A trama do volume é bem objetiva, mas inteligente, com Asterix e Obelix se voluntariando para viajar até Lutécia (Paris, mais sobre isso em “curiosidades”, logo abaixo) para comprar uma nova foice de ouro para o druida Panoramix, já que apenas na “cidade grande” é que as melhores são feitas pelas mãos de Amerix. A viagem à pé nos faz passear um pouco pelo mapa do que um dia viria a ser a França, com passagem por Suindinum (novamente, vá lá em “curiosidades” para ver o que é isso) e alguns percalços. Mas o grosso mesmo da narrativa se dá na Lutécia, com o desaparecimento de Amerix (que Obelix revela ser um primo distante dele que nunca vira) e o surgimento de um “mercado de negro” de foices de ouro que inferniza a vida de nossos heróis.

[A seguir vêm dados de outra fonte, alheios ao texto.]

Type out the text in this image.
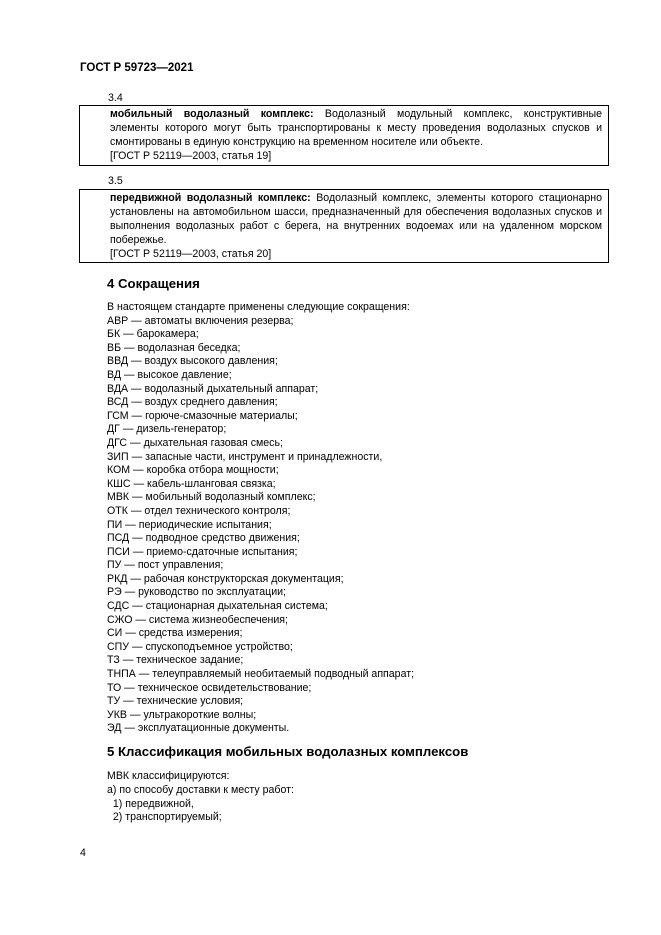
ГОСТ Р 59723—2021
3.4
мобильный водолазный комплекс: Водолазный модульный комплекс, конструктивные элементы которого могут быть транспортированы к месту проведения водолазных спусков и смонтированы в единую конструкцию на временном носителе или объекте.
[ГОСТ Р 52119—2003, статья 19]
3.5
передвижной водолазный комплекс: Водолазный комплекс, элементы которого стационарно установлены на автомобильном шасси, предназначенный для обеспечения водолазных спусков и выполнения водолазных работ с берега, на внутренних водоемах или на удаленном морском побережье.
[ГОСТ Р 52119—2003, статья 20]
4 Сокращения
В настоящем стандарте применены следующие сокращения:
АВР — автоматы включения резерва;
БК — барокамера;
ВБ — водолазная беседка;
ВВД — воздух высокого давления;
ВД — высокое давление;
ВДА — водолазный дыхательный аппарат;
ВСД — воздух среднего давления;
ГСМ — горюче-смазочные материалы;
ДГ — дизель-генератор;
ДГС — дыхательная газовая смесь;
ЗИП — запасные части, инструмент и принадлежности,
КОМ — коробка отбора мощности;
КШС — кабель-шланговая связка;
МВК — мобильный водолазный комплекс;
ОТК — отдел технического контроля;
ПИ — периодические испытания;
ПСД — подводное средство движения;
ПСИ — приемо-сдаточные испытания;
ПУ — пост управления;
РКД — рабочая конструкторская документация;
РЭ — руководство по эксплуатации;
СДС — стационарная дыхательная система;
СЖО — система жизнеобеспечения;
СИ — средства измерения;
СПУ — спускоподъемное устройство;
ТЗ — техническое задание;
ТНПА — телеуправляемый необитаемый подводный аппарат;
ТО — техническое освидетельствование;
ТУ — технические условия;
УКВ — ультракороткие волны;
ЭД — эксплуатационные документы.
5 Классификация мобильных водолазных комплексов
МВК классифицируются:
а) по способу доставки к месту работ:
1) передвижной,
2) транспортируемый;
4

René Goscinny aproveita a viagem para Lutécia para comentar sobre o progresso, algo que ele viria a fazer novamente, com muito mais ênfase, em O Domínio dos Deuses. Asterix passa por pontes sendo construídas pelos romanos reclamando que esse tipo de obra “atrapalha a paisagem” e reclama da “poluição” da cidade grande, com direito até a um pescador afirmando que não encontra mais peixes, só ânforas descartadas no Sena. Há boas alfinetadas nos parisienses também, com a pluralidade de povos vivendo na cidade e com um prefeito – Gracchus Asmaticus – preguiço e completamente aborrecido com tudo e com todos, com a cara mais blasé possível.

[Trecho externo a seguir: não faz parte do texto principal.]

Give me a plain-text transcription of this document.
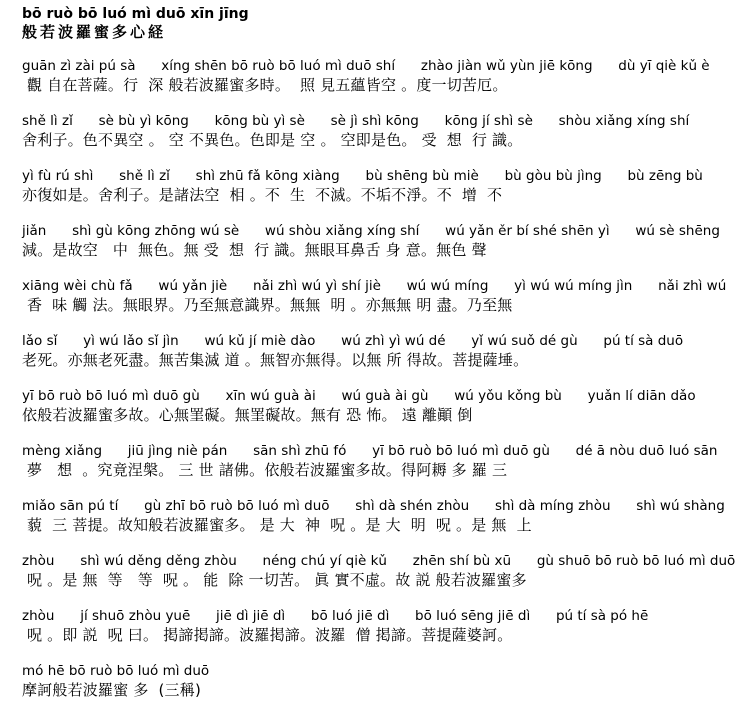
bō ruò bō luó mì duō xīn jīng
般若波羅蜜多心経
guān zì zài pú sà      xíng shēn bō ruò bō luó mì duō shí      zhào jiàn wǔ yùn jiē kōng      dù yī qiè kǔ è
觀 自在菩薩。行  深 般若波羅蜜多時。  照 見五蘊皆空 。度一切苦厄。
shě lì zǐ      sè bù yì kōng      kōng bù yì sè      sè jì shì kōng      kōng jí shì sè      shòu xiǎng xíng shí
舍利子。色不異空 。 空 不異色。色即是 空 。 空即是色。 受  想  行 識。
yì fù rú shì      shě lì zǐ      shì zhū fǎ kōng xiàng      bù shēng bù miè      bù gòu bù jìng      bù zēng bù
亦復如是。舍利子。是諸法空  相 。不  生  不滅。不垢不淨。不  增  不
jiǎn      shì gù kōng zhōng wú sè      wú shòu xiǎng xíng shí      wú yǎn ěr bí shé shēn yì      wú sè shēng
減。是故空   中  無色。無 受  想  行 識。無眼耳鼻舌 身 意。無色 聲
xiāng wèi chù fǎ      wú yǎn jiè      nǎi zhì wú yì shí jiè      wú wú míng      yì wú wú míng jìn      nǎi zhì wú
香  味 觸 法。無眼界。乃至無意識界。無無  明 。亦無無 明 盡。乃至無
lǎo sǐ      yì wú lǎo sǐ jìn      wú kǔ jí miè dào      wú zhì yì wú dé      yǐ wú suǒ dé gù      pú tí sà duō
老死。亦無老死盡。無苦集滅 道 。無智亦無得。以無 所 得故。菩提薩埵。
yī bō ruò bō luó mì duō gù      xīn wú guà ài      wú guà ài gù      wú yǒu kǒng bù      yuǎn lí diān dǎo
依般若波羅蜜多故。心無罣礙。無罣礙故。無有 恐 怖。 遠 離顚 倒
mèng xiǎng      jiū jìng niè pán      sān shì zhū fó      yī bō ruò bō luó mì duō gù      dé ā nòu duō luó sān
夢   想  。究竟涅槃。 三 世 諸佛。依般若波羅蜜多故。得阿耨 多 羅 三
miǎo sān pú tí      gù zhī bō ruò bō luó mì duō      shì dà shén zhòu      shì dà míng zhòu      shì wú shàng
藐  三 菩提。故知般若波羅蜜多。 是 大  神  呪 。是 大  明  呪 。是 無  上
zhòu      shì wú děng děng zhòu      néng chú yí qiè kǔ      zhēn shí bù xū      gù shuō bō ruò bō luó mì duō
呪 。是 無  等   等  呪 。 能  除 一切苦。 眞 實不虛。故 説 般若波羅蜜多
zhòu      jí shuō zhòu yuē      jiē dì jiē dì      bō luó jiē dì      bō luó sēng jiē dì      pú tí sà pó hē
呪 。即 説  呪 曰。 掲諦掲諦。波羅掲諦。波羅  僧 掲諦。菩提薩婆訶。
mó hē bō ruò bō luó mì duō
摩訶般若波羅蜜 多  (三稱)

E as críticas ferinas de Goscinny continuam com o “mercado negro” de foices de ouro sendo usados para trabalhar a lei do mercado, a ineficiência dos órgãos públicos (imagino o que o autor escreveria se morasse aqui no Brasil…) e a impunidade em geral. E isso sem contar com as usuais brincadeiras com o latim, marca registrada da série. Em suma, é um texto agradável, simples, mas marcadamente mais complexo que em Asterix, o Gaulês. E, mesmo que ainda de maneira tímida, ele expande o universo dos personagens para além das fronteiras de sua pequena e invencível aldeia.

Os desenhos de Albert Uderzo amadureceram rapidamente desde o volume anterior. Ainda que pequenas alterações aqui e ali em alguns personagens ainda viessem a acontecer, a forma final de todos eles está presente em A Foice de Ouro, com Obelix mais volumoso (e participando pela primeira vez de uma aventura completa) e um Asterix menos esguio. Há também um trabalho detalhista com a reimaginação de Lutécia e de seus arredores.

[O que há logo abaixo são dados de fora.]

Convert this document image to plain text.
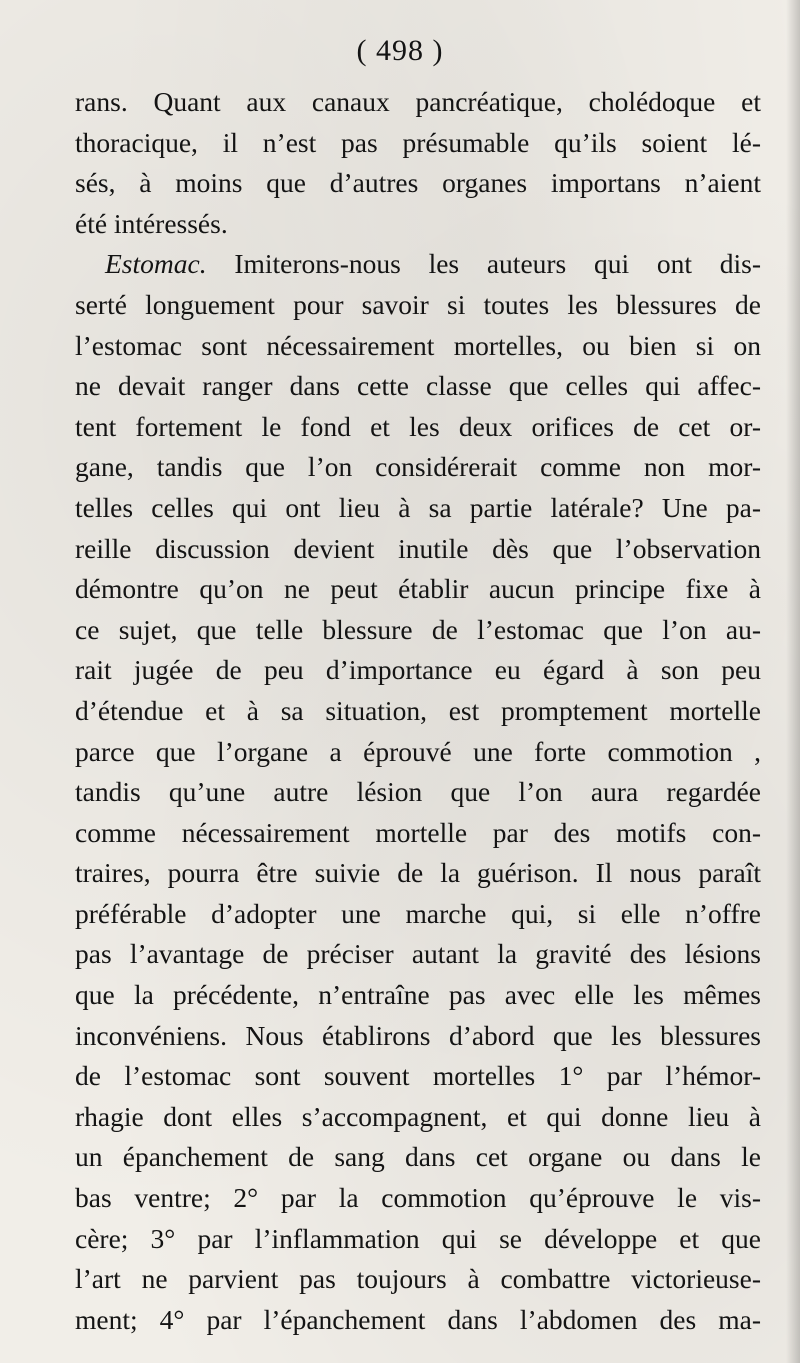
( 498 )
rans. Quant aux canaux pancréatique, cholédoque et
thoracique, il n’est pas présumable qu’ils soient lé-
sés, à moins que d’autres organes importans n’aient
été intéressés.
Estomac. Imiterons-nous les auteurs qui ont dis-
serté longuement pour savoir si toutes les blessures de
l’estomac sont nécessairement mortelles, ou bien si on
ne devait ranger dans cette classe que celles qui affec-
tent fortement le fond et les deux orifices de cet or-
gane, tandis que l’on considérerait comme non mor-
telles celles qui ont lieu à sa partie latérale? Une pa-
reille discussion devient inutile dès que l’observation
démontre qu’on ne peut établir aucun principe fixe à
ce sujet, que telle blessure de l’estomac que l’on au-
rait jugée de peu d’importance eu égard à son peu
d’étendue et à sa situation, est promptement mortelle
parce que l’organe a éprouvé une forte commotion ,
tandis qu’une autre lésion que l’on aura regardée
comme nécessairement mortelle par des motifs con-
traires, pourra être suivie de la guérison. Il nous paraît
préférable d’adopter une marche qui, si elle n’offre
pas l’avantage de préciser autant la gravité des lésions
que la précédente, n’entraîne pas avec elle les mêmes
inconvéniens. Nous établirons d’abord que les blessures
de l’estomac sont souvent mortelles 1° par l’hémor-
rhagie dont elles s’accompagnent, et qui donne lieu à
un épanchement de sang dans cet organe ou dans le
bas ventre; 2° par la commotion qu’éprouve le vis-
cère; 3° par l’inflammation qui se développe et que
l’art ne parvient pas toujours à combattre victorieuse-
ment; 4° par l’épanchement dans l’abdomen des ma-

A Foice de Ouro é um excelente segundo volume das aventuras de Asterix, que somente ganham corpo a partir de agora, com a dupla de autores sentindo-se mais seguro com o sucesso de seu trabalho e ampliando de verdade as narrativas. Vê-se, já,

Curiosidades:

– Lutécia, ou Lutèce em Francês, é a aldeia que um dia viria a ser Paris. Seu nome, do latim Lutetia, foi dado pelos romanos que, quando lá chegaram em seu movimento de expansão pela Europa, se depararam com uma vila de pescadores que, de tempos em tempos, com a cheia, era inundada pelas águas do rio Sena que deixavam tudo sujo de lama. Lutetia significa “lama” em latim. A primeira referência por escrito à aldeia se deu por Júlio César, em sua obra Comentários Sobre as Guerras Gaulesas. É irônico pensar que a Cidade Luz, na verdade, começou, literalmente, como a Cidade Lama.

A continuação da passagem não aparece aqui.